Pain

The effect of treatment expectation on drug efficacy: imaging the analgesic benefit of the opioid remifentanil Bingel, U. et al. Sci. Transl. Med. 3, 70ra14 (2011)

A patient's expectations can modulate the efficacy of a drug, but the neurological mechanisms of this effect are unclear. Here, the authors measured the effect of the opioid remifentanil in volunteers who received constant heat pain and had different expectations of treatment efficacy. A positive expectation doubled the analgesic effect of remifentanil, whereas an expectation of enhanced pain abolished remifentanil-mediated analgesia. Importantly, functional MRI revealed that different brain regions were activated in the two conditions, providing objective support for the self-report findings.

Sensory systems

Serotonin mediates cross-modal reorganization of cortical circuits Jitsuki, S. et al. Neuron 69, 780–792 (2011)

Compensation for the loss of one sensory modality with enhanced sensitivity of another is a well-documented but poorly characterized phenomenon.
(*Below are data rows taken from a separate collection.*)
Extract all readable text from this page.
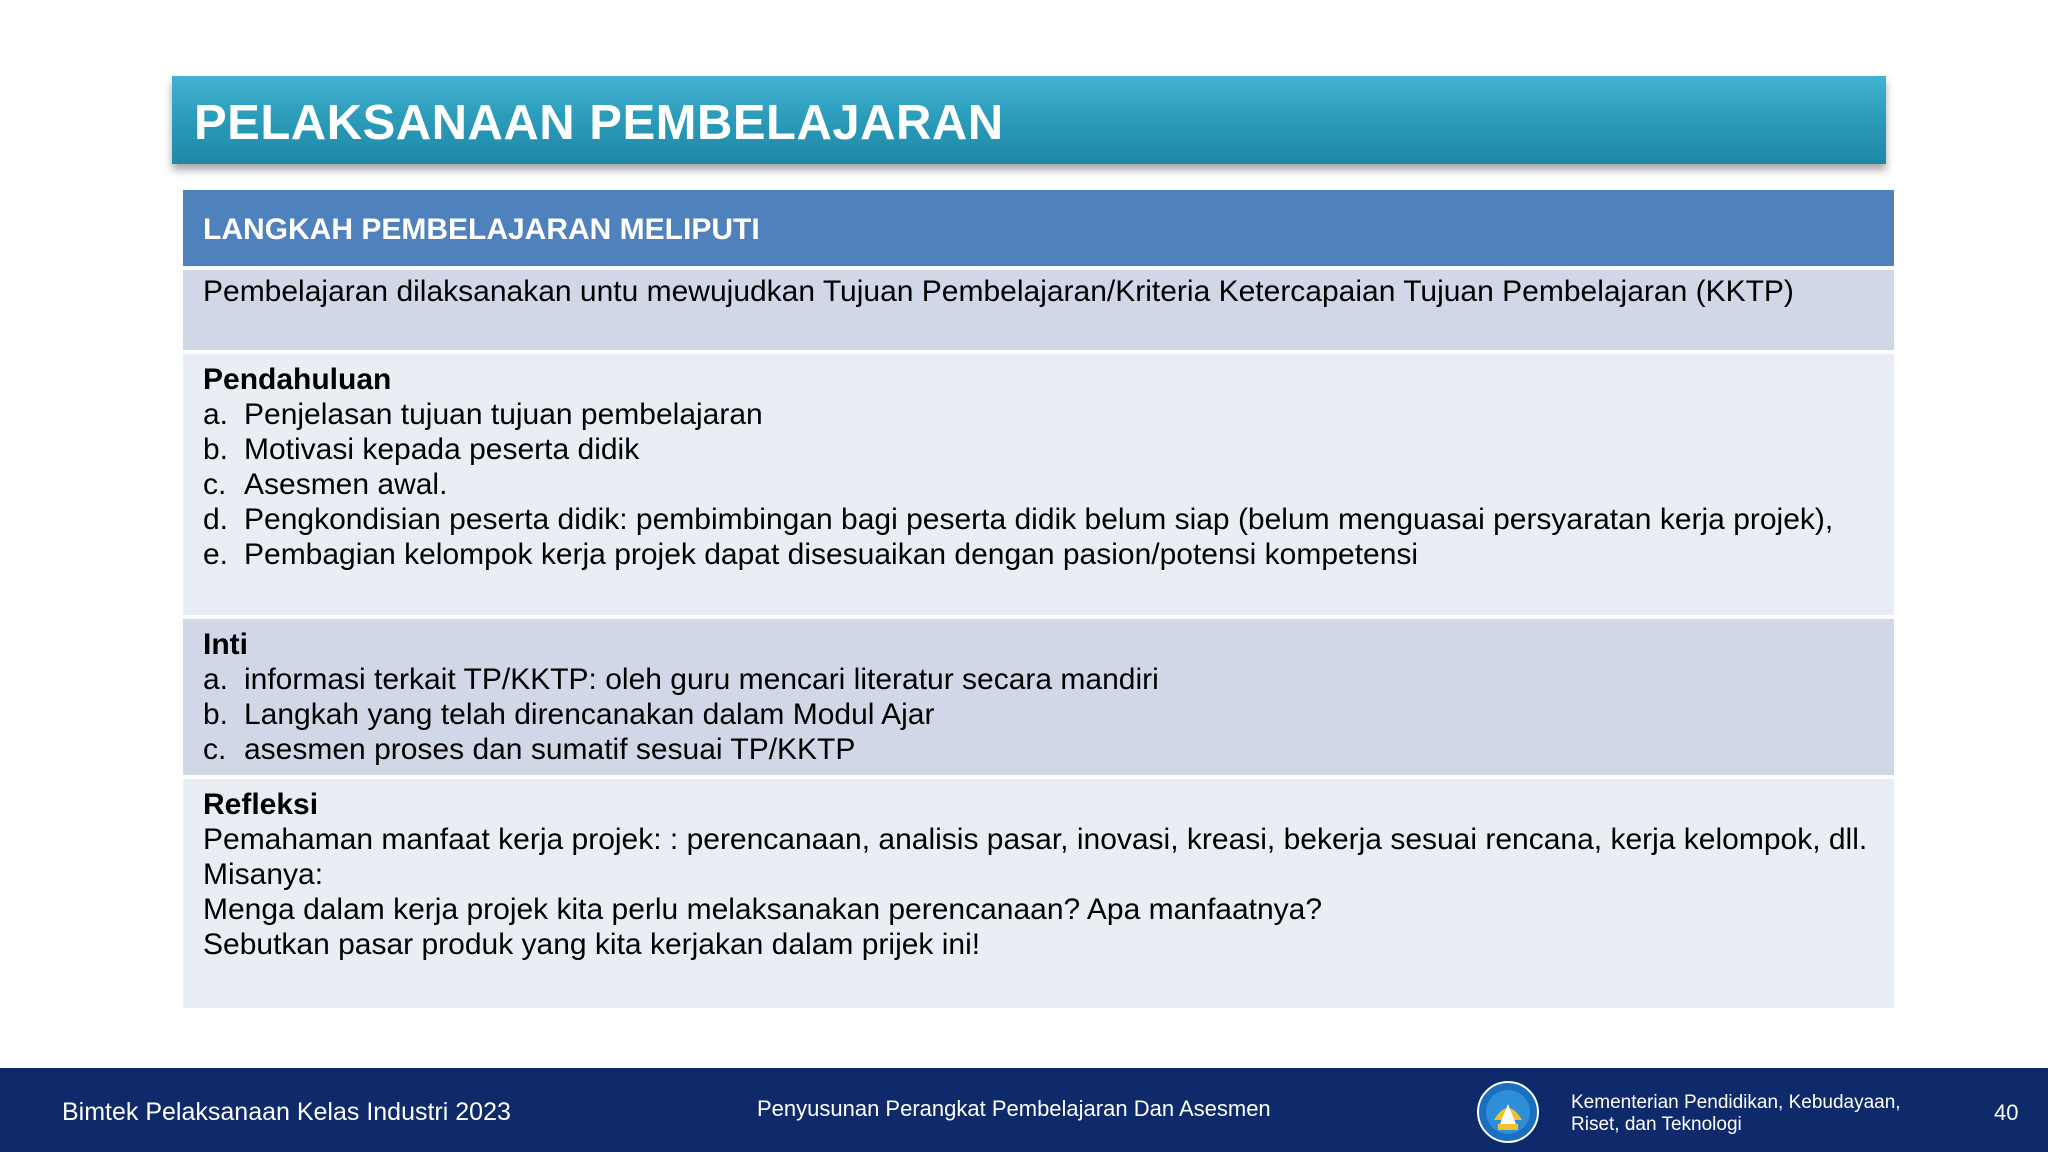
PELAKSANAAN PEMBELAJARAN
LANGKAH PEMBELAJARAN MELIPUTI
Pembelajaran dilaksanakan untu mewujudkan Tujuan Pembelajaran/Kriteria Ketercapaian Tujuan Pembelajaran (KKTP)
Pendahuluan
a. Penjelasan tujuan tujuan pembelajaran
b. Motivasi kepada peserta didik
c. Asesmen awal.
d. Pengkondisian peserta didik: pembimbingan bagi peserta didik belum siap (belum menguasai persyaratan kerja projek),
e. Pembagian kelompok kerja projek dapat disesuaikan dengan pasion/potensi kompetensi
Inti
a. informasi terkait TP/KKTP: oleh guru mencari literatur secara mandiri
b. Langkah yang telah direncanakan dalam Modul Ajar
c. asesmen proses dan sumatif sesuai TP/KKTP
Refleksi
Pemahaman manfaat kerja projek: : perencanaan, analisis pasar, inovasi, kreasi, bekerja sesuai rencana, kerja kelompok, dll.
Misanya:
Menga dalam kerja projek kita perlu melaksanakan perencanaan? Apa manfaatnya?
Sebutkan pasar produk yang kita kerjakan dalam prijek ini!
Bimtek Pelaksanaan Kelas Industri 2023	Penyusunan Perangkat Pembelajaran Dan Asesmen	Kementerian Pendidikan, Kebudayaan,
Riset, dan Teknologi	40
Here, the authors showed that visual deprivation in juvenile rats improved somatosensory whisker function by facilitating synaptic strengthening in layer 2–3 of the barrel cortex (the cortical region that receives sensory input from the whiskers). Visual deprivation raised extracellular levels of serotonin in the barrel cortex, triggering a phosphorylation cascade that promotes AMPA receptor trafficking to the synapse and thereby fine-tunes the whisker barrel map.

Motor systems

The neural substrates of rapid-onset Dystonia-Parkinsonism Calderon, D. P. et al. Nature Neurosci. 14, 357–365 (2011)

Rapid-onset dystonia–Parkinsonism (RDP), which usually manifests after extreme stress, is a heritable movement disorder caused by mutations in the (Na+ + K+)ATPase. Calderon et al. showed that applying the (Na+ + K+)ATPase inhibitor ouabain to the cerebellum of mice recapitulated the features of RDP, and was associated with aberrant neural activity in this region. Electrically severing a di-synaptic thalamic pathway from the cerebellum to the basal ganglia — regions that are commonly involved in motor impairments — alleviated symptoms in the mouse model, suggesting a possible strategy for treating RDP.

Olfaction

Molecular vibration-sensing component in Drosophila melanogaster olfaction Franco, M. I. et al. Proc. Natl Acad. Sci. USA 108, 3797–3802 (2011)

Different odours are thought to be discriminated by olfactory receptors on the basis of their molecular shapes. However, Franco et al. showed that replacing some of the hydrogen atoms in acetophenone with deuterium ('heavy hydrogen') made the odorant repellent rather than attractive to fruit flies. The repellent effect was absent in anosmic mutants, highlighting the importance of olfaction for the response. As the presence of deuterium affects the vibrational modes of an odorant molecule without affecting its size, these findings support a model of odorant recognition based on molecular vibration.